2. Thereupon, a blood donor nurse draws three blood samples from each of the three persons into three separate vials which she then labels respectively.
3. Yet another person takes the nine vials containing the blood of the three *46 persons and delivers them to two other locations in the hospital. Two of each of the three vials are delivered to the red cell laboratory and one of the three vials is delivered to the white cell laboratory.
4. In the red cell laboratory, technicians perform tests and analyses upon the blood and reduce the results to a written communication which is sent to the office of Dr. Bryant.
5. In the white cell laboratory, technicians perform tests and analyses upon the blood and reduce the result to a written communication which is sent to the office of Dr. Bryant.
6. Dr. Bryant then reviews the reports or communications from the two laboratories, the red cell laboratory and the white cell laboratory, and puts the data together and makes one of two conclusions:
(a) Parenthood is excluded, or
(b) Parenthood cannot be excluded.
7. A written report is prepared under the direction of Dr. Bryant and signed by him.
Dr. Bryant testified to his findings and was cross-examined by the parties. The doctor's conclusions indicated the possibility of the defendant's paternity, and, the trial judge, exercising his discretion under La.R.S. 9:397.2, admitted this evidence. We find no abuse of that discretion and will not disturb the trial court's ruling on admissibility.
Appellant next argues that plaintiff did not carry her burden of proof at trial. Appellant's argument is, of course, based upon the evidence remaining in exclusion of the blood test evidence.
The evidence produced by plaintiff, in addition to the blood test evidence, included her testimony about the sexual relationship which existed between her and the defendant. This testimony indicated that plaintiff and defendant had engated in sexual intercourse during the time period of conception. In order to corroborate this testimony, plaintiff produced a diary wherein she had made notations on the days on which she and defendant had sex. Plaintiff also testified that she had not had sex with anyone other than defendant during the time period of conception.
Plaintiff testified also, that defendant was aware that she had become pregnant and had wanted her to have an abortion. She further testified that defendant continued to see her before and after the child was born, visited her and the child in the hospital, sent her flowers in the hospital with a card that read "May God Bless Our Son", visited her and the child at her home and occasionally gave her money for support of the child. Plaintiff also produced a baby book, two pages of which were a family tree diagram which plaintiff testified was filled in at the hospital by her and the defendant on their respective sides of the tree.
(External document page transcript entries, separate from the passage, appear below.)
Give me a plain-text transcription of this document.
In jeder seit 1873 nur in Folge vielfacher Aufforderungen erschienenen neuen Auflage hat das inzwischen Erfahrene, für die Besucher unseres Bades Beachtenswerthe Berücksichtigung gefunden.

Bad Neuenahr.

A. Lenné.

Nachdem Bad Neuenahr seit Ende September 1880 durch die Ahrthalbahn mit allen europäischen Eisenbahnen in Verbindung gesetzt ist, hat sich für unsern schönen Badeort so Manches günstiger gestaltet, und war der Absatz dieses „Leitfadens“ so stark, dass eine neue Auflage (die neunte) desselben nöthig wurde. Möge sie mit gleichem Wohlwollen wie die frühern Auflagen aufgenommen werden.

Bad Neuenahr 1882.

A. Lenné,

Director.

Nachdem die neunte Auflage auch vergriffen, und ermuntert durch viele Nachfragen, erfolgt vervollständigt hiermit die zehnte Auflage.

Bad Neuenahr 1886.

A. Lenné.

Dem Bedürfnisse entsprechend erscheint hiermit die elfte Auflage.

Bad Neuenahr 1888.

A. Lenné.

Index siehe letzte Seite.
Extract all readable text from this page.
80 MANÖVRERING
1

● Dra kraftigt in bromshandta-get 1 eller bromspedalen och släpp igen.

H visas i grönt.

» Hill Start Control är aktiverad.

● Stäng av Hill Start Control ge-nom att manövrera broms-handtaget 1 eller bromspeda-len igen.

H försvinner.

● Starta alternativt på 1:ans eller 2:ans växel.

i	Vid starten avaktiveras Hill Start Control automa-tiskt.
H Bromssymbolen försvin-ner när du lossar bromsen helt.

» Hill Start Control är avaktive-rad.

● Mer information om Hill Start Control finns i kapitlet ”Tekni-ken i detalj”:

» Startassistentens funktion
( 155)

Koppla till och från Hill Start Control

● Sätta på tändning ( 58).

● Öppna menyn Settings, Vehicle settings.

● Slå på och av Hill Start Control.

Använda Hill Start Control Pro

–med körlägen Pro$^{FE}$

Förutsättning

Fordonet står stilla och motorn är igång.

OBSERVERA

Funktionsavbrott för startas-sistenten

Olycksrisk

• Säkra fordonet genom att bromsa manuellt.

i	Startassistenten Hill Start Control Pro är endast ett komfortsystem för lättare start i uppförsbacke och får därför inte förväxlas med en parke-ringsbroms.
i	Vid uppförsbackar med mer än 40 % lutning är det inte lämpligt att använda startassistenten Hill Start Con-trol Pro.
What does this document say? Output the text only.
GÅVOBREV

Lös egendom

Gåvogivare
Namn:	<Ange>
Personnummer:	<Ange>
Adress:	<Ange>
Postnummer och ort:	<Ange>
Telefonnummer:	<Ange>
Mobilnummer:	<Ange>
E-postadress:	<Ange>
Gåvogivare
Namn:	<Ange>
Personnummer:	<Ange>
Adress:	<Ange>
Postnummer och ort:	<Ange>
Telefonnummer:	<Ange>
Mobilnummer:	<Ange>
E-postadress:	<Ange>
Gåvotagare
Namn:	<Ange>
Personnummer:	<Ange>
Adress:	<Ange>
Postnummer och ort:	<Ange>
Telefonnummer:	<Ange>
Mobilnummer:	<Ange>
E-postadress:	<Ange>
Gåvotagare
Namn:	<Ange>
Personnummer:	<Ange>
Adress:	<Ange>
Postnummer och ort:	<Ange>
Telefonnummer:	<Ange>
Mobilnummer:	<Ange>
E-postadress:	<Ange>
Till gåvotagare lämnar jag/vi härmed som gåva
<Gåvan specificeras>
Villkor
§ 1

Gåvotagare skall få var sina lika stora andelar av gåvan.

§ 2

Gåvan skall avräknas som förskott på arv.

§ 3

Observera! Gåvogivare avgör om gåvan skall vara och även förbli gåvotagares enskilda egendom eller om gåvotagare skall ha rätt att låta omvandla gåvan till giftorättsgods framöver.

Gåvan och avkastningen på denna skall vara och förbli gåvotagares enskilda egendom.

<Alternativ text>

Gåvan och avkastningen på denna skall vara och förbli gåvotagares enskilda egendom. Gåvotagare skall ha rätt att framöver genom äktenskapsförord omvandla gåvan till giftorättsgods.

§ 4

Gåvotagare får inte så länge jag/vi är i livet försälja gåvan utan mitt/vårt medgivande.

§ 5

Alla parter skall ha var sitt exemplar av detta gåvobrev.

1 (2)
Defendant admitted to having a casual sexual relationship with plaintiff, but testified that this relationship had come to an end some months prior to conception. Defendant denied being aware of plaintiff's pregnancy, visiting her during pregnancy or at the hospital, sending her flowers or giving her money.
When defendant was first asked if he knew that plaintiff had a baby, he replied, that he knew because of the lawsuit. Subsequently, defendant admitted to having visited the plaintiff and to having seen the child in January of 1980. Defendant also initially agreed that a picture of him holding the baby would be "inaccurate." When confronted with the photograph, however, defendant acknowledged the January, 1980, visit.
He testified that he had visited plaintiff because she had called him at his office and asked him to see her. Defendant claims to have obliged plaintiff's request for a visit because he was aware that some women experience postpartum depression and he thought he would be kind and visit plaintiff. He admits that during the visit he held the child, but it was because plaintiff had made this additional request. The photograph in the record shows defendant holding and feeding the baby.
*47 Credibility evaluations and factual resolution are the province of the trier of fact, in this case the trial judge.